The good part is that once you plant a bed of it, and you let it establish a tidy mat of vigorous roots under those ferns for three years, you can harvest shoots by the tens of pounds for the next fifteen years. Yeah, that is right. If you can restrain yourself for three years, you get payoff for at least fifteen years. I say at least, because I know of some folks who have had the same patch of asparagus going for over twenty years.
That is pretty darned cool, in my book. Which is why, after we terrace our steeply inclined backyard into servicable garden space, I intend to plant an asparagus patch. I’m just going to interplant it with the flowers and decorative shrubbery–the ferns are quite lovely, and it is a well-established tradition in cottage gardening to mix together ornamental and edible plants. Besides, I like putting surprises in gardens, and what can be more surprising than walking along, admiring the water feature, then bending down and snapping off an asparagus stalk and munching it?
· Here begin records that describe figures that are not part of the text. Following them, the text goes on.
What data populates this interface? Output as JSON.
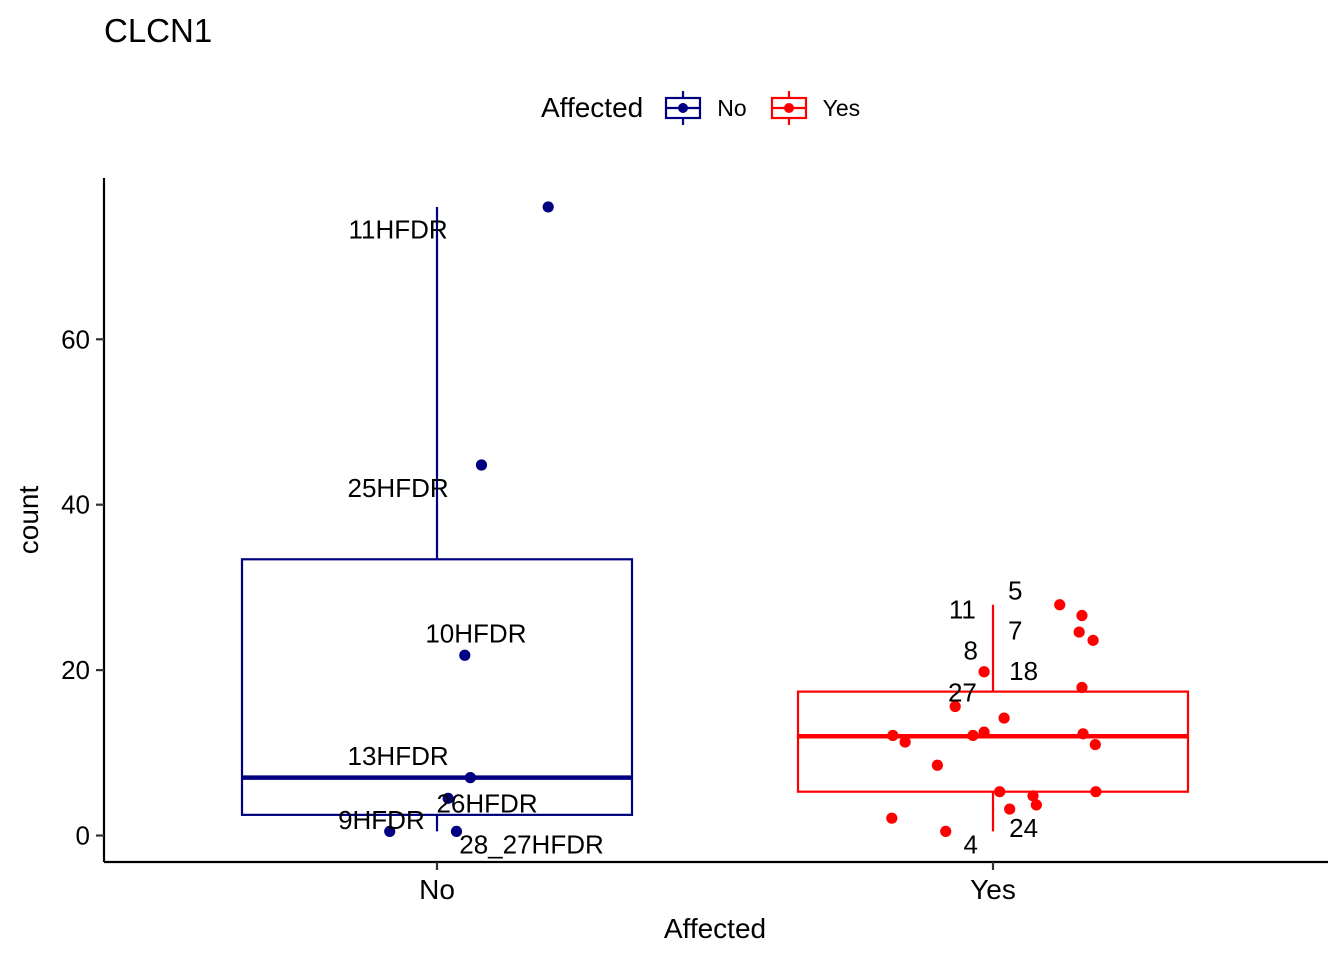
{
  "chart_data": {
    "type": "box",
    "title": "CLCN1",
    "xlabel": "Affected",
    "ylabel": "count",
    "categories": [
      "No",
      "Yes"
    ],
    "ylim": [
      -3.2,
      79.5
    ],
    "yticks": [
      0,
      20,
      40,
      60
    ],
    "grid": false,
    "legend": {
      "title": "Affected",
      "position": "top",
      "entries": [
        {
          "label": "No",
          "color": "#000080"
        },
        {
          "label": "Yes",
          "color": "#ff0000"
        }
      ]
    },
    "boxes": [
      {
        "category": "No",
        "color": "#000080",
        "lower_whisker": 0.5,
        "q1": 2.5,
        "median": 7,
        "q3": 33.4,
        "upper_whisker": 76
      },
      {
        "category": "Yes",
        "color": "#ff0000",
        "lower_whisker": 0.5,
        "q1": 5.3,
        "median": 12,
        "q3": 17.4,
        "upper_whisker": 27.9
      }
    ],
    "points": [
      {
        "group": "No",
        "jitter": 0.2,
        "y": 76
      },
      {
        "group": "No",
        "jitter": 0.08,
        "y": 44.8
      },
      {
        "group": "No",
        "jitter": 0.05,
        "y": 21.8
      },
      {
        "group": "No",
        "jitter": 0.06,
        "y": 7
      },
      {
        "group": "No",
        "jitter": 0.02,
        "y": 4.5
      },
      {
        "group": "No",
        "jitter": -0.085,
        "y": 0.5
      },
      {
        "group": "No",
        "jitter": 0.035,
        "y": 0.5
      },
      {
        "group": "Yes",
        "jitter": 0.12,
        "y": 27.9
      },
      {
        "group": "Yes",
        "jitter": 0.16,
        "y": 26.6
      },
      {
        "group": "Yes",
        "jitter": 0.155,
        "y": 24.6
      },
      {
        "group": "Yes",
        "jitter": 0.18,
        "y": 23.6
      },
      {
        "group": "Yes",
        "jitter": -0.016,
        "y": 19.8
      },
      {
        "group": "Yes",
        "jitter": 0.16,
        "y": 17.9
      },
      {
        "group": "Yes",
        "jitter": -0.068,
        "y": 15.6
      },
      {
        "group": "Yes",
        "jitter": 0.02,
        "y": 14.2
      },
      {
        "group": "Yes",
        "jitter": -0.016,
        "y": 12.5
      },
      {
        "group": "Yes",
        "jitter": 0.162,
        "y": 12.3
      },
      {
        "group": "Yes",
        "jitter": -0.036,
        "y": 12.1
      },
      {
        "group": "Yes",
        "jitter": -0.18,
        "y": 12.1
      },
      {
        "group": "Yes",
        "jitter": -0.158,
        "y": 11.3
      },
      {
        "group": "Yes",
        "jitter": 0.184,
        "y": 11
      },
      {
        "group": "Yes",
        "jitter": -0.1,
        "y": 8.5
      },
      {
        "group": "Yes",
        "jitter": 0.185,
        "y": 5.3
      },
      {
        "group": "Yes",
        "jitter": 0.012,
        "y": 5.3
      },
      {
        "group": "Yes",
        "jitter": 0.072,
        "y": 4.8
      },
      {
        "group": "Yes",
        "jitter": 0.078,
        "y": 3.7
      },
      {
        "group": "Yes",
        "jitter": 0.03,
        "y": 3.2
      },
      {
        "group": "Yes",
        "jitter": -0.182,
        "y": 2.1
      },
      {
        "group": "Yes",
        "jitter": -0.085,
        "y": 0.5
      }
    ],
    "annotations": [
      {
        "group": "No",
        "xoff": -0.07,
        "y": 73.3,
        "text": "11HFDR"
      },
      {
        "group": "No",
        "xoff": -0.07,
        "y": 42,
        "text": "25HFDR"
      },
      {
        "group": "No",
        "xoff": 0.07,
        "y": 24.4,
        "text": "10HFDR"
      },
      {
        "group": "No",
        "xoff": -0.07,
        "y": 9.6,
        "text": "13HFDR"
      },
      {
        "group": "No",
        "xoff": 0.09,
        "y": 3.9,
        "text": "26HFDR"
      },
      {
        "group": "No",
        "xoff": -0.1,
        "y": 1.9,
        "text": "9HFDR"
      },
      {
        "group": "No",
        "xoff": 0.17,
        "y": -1.1,
        "text": "28_27HFDR"
      },
      {
        "group": "Yes",
        "xoff": 0.04,
        "y": 29.6,
        "text": "5"
      },
      {
        "group": "Yes",
        "xoff": -0.055,
        "y": 27.3,
        "text": "11"
      },
      {
        "group": "Yes",
        "xoff": 0.04,
        "y": 24.8,
        "text": "7"
      },
      {
        "group": "Yes",
        "xoff": -0.04,
        "y": 22.4,
        "text": "8"
      },
      {
        "group": "Yes",
        "xoff": 0.055,
        "y": 19.9,
        "text": "18"
      },
      {
        "group": "Yes",
        "xoff": -0.055,
        "y": 17.3,
        "text": "27"
      },
      {
        "group": "Yes",
        "xoff": 0.055,
        "y": 0.9,
        "text": "24"
      },
      {
        "group": "Yes",
        "xoff": -0.04,
        "y": -1.1,
        "text": "4"
      }
    ]
  }
}
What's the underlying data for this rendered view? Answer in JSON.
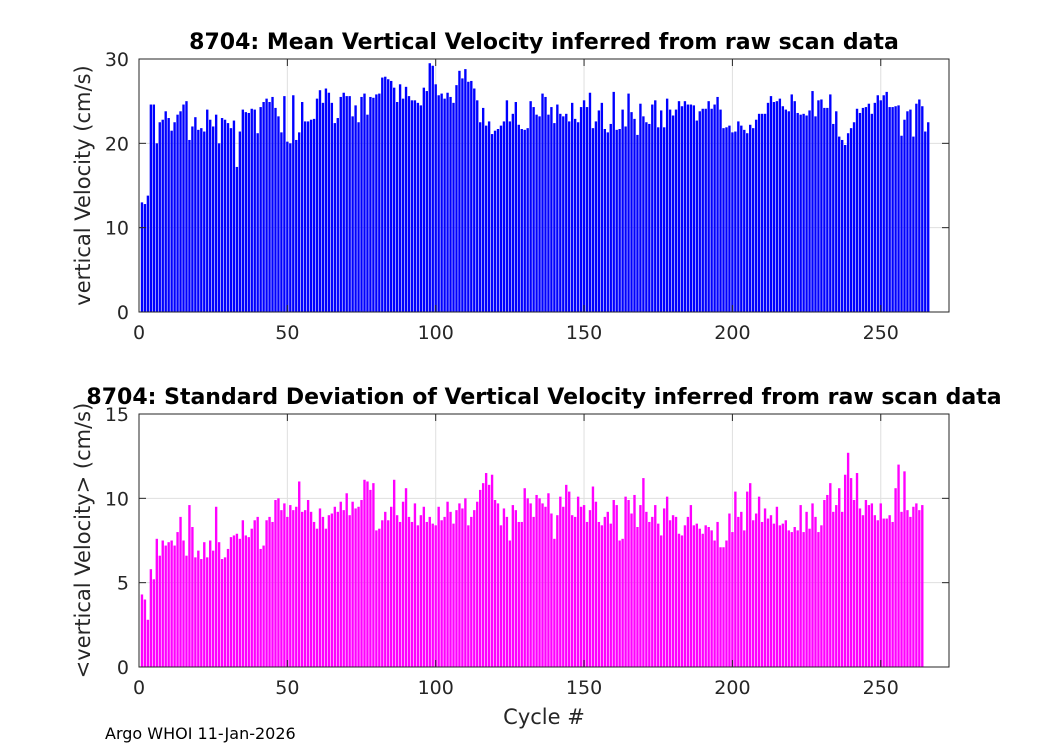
{
  "footer": "Argo WHOI 11-Jan-2026",
  "chart_data": [
    {
      "type": "bar",
      "title": "8704: Mean Vertical Velocity inferred from raw scan data",
      "xlabel": "",
      "ylabel": "vertical Velocity (cm/s)",
      "xlim": [
        0,
        273
      ],
      "ylim": [
        0,
        30
      ],
      "xticks": [
        0,
        50,
        100,
        150,
        200,
        250
      ],
      "yticks": [
        0,
        10,
        20,
        30
      ],
      "grid": true,
      "color": "#0000ff",
      "x_start": 1,
      "values": [
        13.0,
        12.8,
        13.8,
        24.6,
        24.6,
        20.0,
        22.5,
        22.8,
        23.8,
        23.0,
        21.5,
        22.5,
        23.4,
        23.8,
        24.6,
        25.0,
        20.4,
        22.0,
        23.1,
        21.6,
        21.8,
        21.4,
        24.0,
        22.8,
        22.0,
        23.4,
        20.0,
        23.0,
        22.8,
        22.4,
        21.8,
        22.7,
        17.2,
        21.4,
        24.0,
        23.7,
        23.6,
        24.1,
        24.0,
        21.2,
        24.3,
        24.9,
        25.3,
        24.9,
        25.5,
        24.2,
        23.2,
        21.3,
        25.6,
        20.2,
        20.0,
        25.7,
        20.4,
        21.3,
        24.9,
        22.6,
        22.6,
        22.8,
        22.9,
        25.3,
        26.3,
        24.8,
        26.5,
        26.0,
        24.8,
        22.4,
        23.0,
        25.5,
        26.0,
        25.6,
        25.6,
        23.2,
        24.5,
        22.5,
        25.5,
        25.9,
        23.4,
        25.5,
        25.4,
        25.8,
        25.9,
        27.8,
        27.9,
        27.6,
        27.4,
        26.6,
        24.9,
        27.0,
        25.3,
        26.7,
        25.6,
        25.1,
        25.1,
        24.8,
        24.5,
        26.6,
        26.2,
        29.5,
        29.2,
        27.0,
        25.7,
        25.9,
        25.3,
        26.0,
        25.5,
        24.8,
        26.9,
        28.6,
        27.7,
        28.8,
        27.3,
        27.4,
        26.5,
        25.1,
        22.5,
        24.2,
        22.1,
        22.6,
        21.1,
        21.5,
        21.7,
        22.1,
        22.6,
        25.1,
        22.6,
        23.5,
        24.9,
        22.2,
        21.7,
        21.6,
        21.8,
        25.0,
        24.3,
        23.4,
        23.2,
        25.9,
        25.5,
        23.4,
        24.3,
        22.4,
        24.6,
        23.5,
        23.2,
        23.5,
        22.6,
        24.8,
        22.9,
        22.5,
        24.3,
        25.1,
        24.3,
        26.0,
        21.8,
        22.6,
        23.9,
        24.8,
        21.7,
        21.3,
        22.3,
        26.1,
        21.6,
        21.7,
        24.0,
        22.0,
        25.9,
        23.7,
        22.9,
        21.0,
        24.7,
        23.2,
        22.5,
        22.3,
        24.6,
        25.1,
        21.9,
        23.9,
        21.9,
        25.3,
        24.0,
        23.3,
        24.0,
        25.0,
        24.4,
        25.0,
        24.6,
        24.6,
        24.5,
        22.7,
        23.8,
        24.1,
        24.1,
        25.0,
        24.1,
        24.6,
        25.5,
        24.0,
        21.8,
        21.9,
        22.1,
        21.3,
        21.4,
        22.6,
        22.1,
        21.6,
        21.2,
        22.2,
        21.8,
        22.8,
        23.5,
        23.5,
        23.5,
        24.8,
        25.6,
        24.9,
        25.0,
        25.3,
        24.4,
        24.0,
        23.8,
        25.8,
        25.0,
        23.6,
        23.4,
        23.5,
        23.3,
        23.9,
        26.2,
        23.2,
        25.1,
        25.2,
        24.2,
        24.2,
        25.8,
        22.3,
        23.8,
        20.8,
        20.4,
        19.8,
        21.2,
        21.8,
        22.5,
        24.1,
        23.6,
        24.2,
        24.3,
        24.7,
        23.5,
        24.8,
        25.7,
        25.1,
        25.7,
        26.1,
        24.3,
        24.3,
        24.4,
        24.5,
        20.9,
        22.8,
        23.8,
        24.0,
        20.8,
        24.7,
        25.2,
        24.4,
        21.4,
        22.5
      ]
    },
    {
      "type": "bar",
      "title": "8704: Standard Deviation of Vertical Velocity inferred from raw scan data",
      "xlabel": "Cycle #",
      "ylabel": "<vertical Velocity> (cm/s)",
      "xlim": [
        0,
        273
      ],
      "ylim": [
        0,
        15
      ],
      "xticks": [
        0,
        50,
        100,
        150,
        200,
        250
      ],
      "yticks": [
        0,
        5,
        10,
        15
      ],
      "grid": true,
      "color": "#ff00ff",
      "x_start": 1,
      "values": [
        4.3,
        4.0,
        2.8,
        5.8,
        5.2,
        7.6,
        6.6,
        7.5,
        7.2,
        7.4,
        7.5,
        7.2,
        8.0,
        8.9,
        7.5,
        6.6,
        9.6,
        8.3,
        6.5,
        6.9,
        6.4,
        7.4,
        6.5,
        7.5,
        6.9,
        9.5,
        7.4,
        6.4,
        6.5,
        7.0,
        7.7,
        7.8,
        7.9,
        7.6,
        8.7,
        7.8,
        7.7,
        8.2,
        8.7,
        8.9,
        7.0,
        7.2,
        8.7,
        8.9,
        8.6,
        9.9,
        10.0,
        9.3,
        9.7,
        8.9,
        9.6,
        9.3,
        9.5,
        11.0,
        9.2,
        9.3,
        9.9,
        9.2,
        8.6,
        8.2,
        9.4,
        8.9,
        8.2,
        9.0,
        9.1,
        9.5,
        9.2,
        9.8,
        9.3,
        10.3,
        9.0,
        9.8,
        9.4,
        9.5,
        9.9,
        11.1,
        11.0,
        10.5,
        10.9,
        8.1,
        8.2,
        8.7,
        9.2,
        8.7,
        9.5,
        11.1,
        9.0,
        8.6,
        9.8,
        10.6,
        8.9,
        8.6,
        9.7,
        8.4,
        9.0,
        9.5,
        8.6,
        8.9,
        8.5,
        8.4,
        9.5,
        8.7,
        8.9,
        9.8,
        9.2,
        8.5,
        9.3,
        9.7,
        9.4,
        10.0,
        8.4,
        8.9,
        9.3,
        9.8,
        10.5,
        10.9,
        11.5,
        10.8,
        11.4,
        9.9,
        9.7,
        8.4,
        9.4,
        8.9,
        7.5,
        9.6,
        9.3,
        8.6,
        8.6,
        10.6,
        10.0,
        9.7,
        8.9,
        10.2,
        10.0,
        9.7,
        9.5,
        10.3,
        9.1,
        7.6,
        9.0,
        10.1,
        9.5,
        10.8,
        10.4,
        9.0,
        8.9,
        10.1,
        9.5,
        9.6,
        8.6,
        9.3,
        10.7,
        9.8,
        8.6,
        8.4,
        8.9,
        9.2,
        8.5,
        9.9,
        9.6,
        7.5,
        7.6,
        10.1,
        9.9,
        9.1,
        10.2,
        8.3,
        9.6,
        11.2,
        9.2,
        8.6,
        8.9,
        9.6,
        8.5,
        7.8,
        9.4,
        10.1,
        8.7,
        9.0,
        8.9,
        7.9,
        7.8,
        8.4,
        8.9,
        9.6,
        8.4,
        8.5,
        8.2,
        7.9,
        8.4,
        8.3,
        8.1,
        7.5,
        8.6,
        7.1,
        7.1,
        7.5,
        9.1,
        8.0,
        10.4,
        8.9,
        9.2,
        8.1,
        10.4,
        10.9,
        8.7,
        9.1,
        10.1,
        8.6,
        9.4,
        8.8,
        9.0,
        8.5,
        9.5,
        8.4,
        8.5,
        8.7,
        8.1,
        8.0,
        8.3,
        8.1,
        9.6,
        8.0,
        9.2,
        8.2,
        9.7,
        8.9,
        8.0,
        8.4,
        9.9,
        10.2,
        10.9,
        9.2,
        9.6,
        10.6,
        9.2,
        11.4,
        12.7,
        11.2,
        9.9,
        11.5,
        9.4,
        9.0,
        9.9,
        9.6,
        9.7,
        9.0,
        8.7,
        9.7,
        8.8,
        8.8,
        9.0,
        8.6,
        10.6,
        12.0,
        9.2,
        11.6,
        9.3,
        8.9,
        9.5,
        9.7,
        9.3,
        9.6
      ]
    }
  ]
}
I find that asparagus is best cooked simply, and quickly. I know that the new fad for cooking it is roasting it, but I haven’t had good luck with it. So, generally, I simmer it in a tiny bit of salted water until it is barely tender, then either boil off the water or drain it. I melt butter in the pan, squeeze in lemon or lime juice, and sprinkle it with the zest of whichever citrus fruit I juiced, and give it a few good turns of the peppermill. I have been known to add lightly crushed pink peppercorns to the standard mixture, not only because they look quite pretty against the brilliant emerald stalks, but because the sweet flavor of them complements the asparagus quite well. A pinch of dried dill is nice as well, if you have some. Chive blossoms are nice, too, though Zak objects to them, as he isn’t enamored of the onion flavor.
There is a debate over whether the pencil-thin asparagus shoots are better or the finger-thick spears are superior. I think it depends on which texture you like and how much you enjoy peeling the bottom third of the stalk.
I prefer the tiny spears, because all you have to do is snap off a bit of the bottom end, and voila! They are ready to cook or eat out of hand. With the thicker spears, you have to either snap off a significant portion of the bottom because of toughness, or you have to snap off a smaller amount and peel the bottom third or so of the stalk.
That is a pain in the rear end, and I dislike doing it. And even peeled, I think that the rest of the more mature, larger asparagus is somewhat tough and stringy. It still tastes springtime fresh, but the texture is off. I tend to stick with the tiny asparagus for using in salads or cooking simply, and will sometimes use the thicker stuff to make cream of asparagus soup.
I make it sound like I am picky. That really isn’t the case. I will eat just about any fresh asparagus that I can get, and will do what I must to cook it properly.
We are about a third of the way through asparagus season around here, so we have probably several more weeks to gobble down countless pounds of the wee green shoots. As the supply dwindles, our appetites will probably be close to satiated; our palates will tire of the delicate green flavor sparked with the tang of lemon and smoothed with the velvet caress of butter, and will want for something new.
That is, until next spring, when once again, we will pounce upon any fresh asparagus we see and eat it until we feel as if we will burst in a glorious explosion of springtime goodness.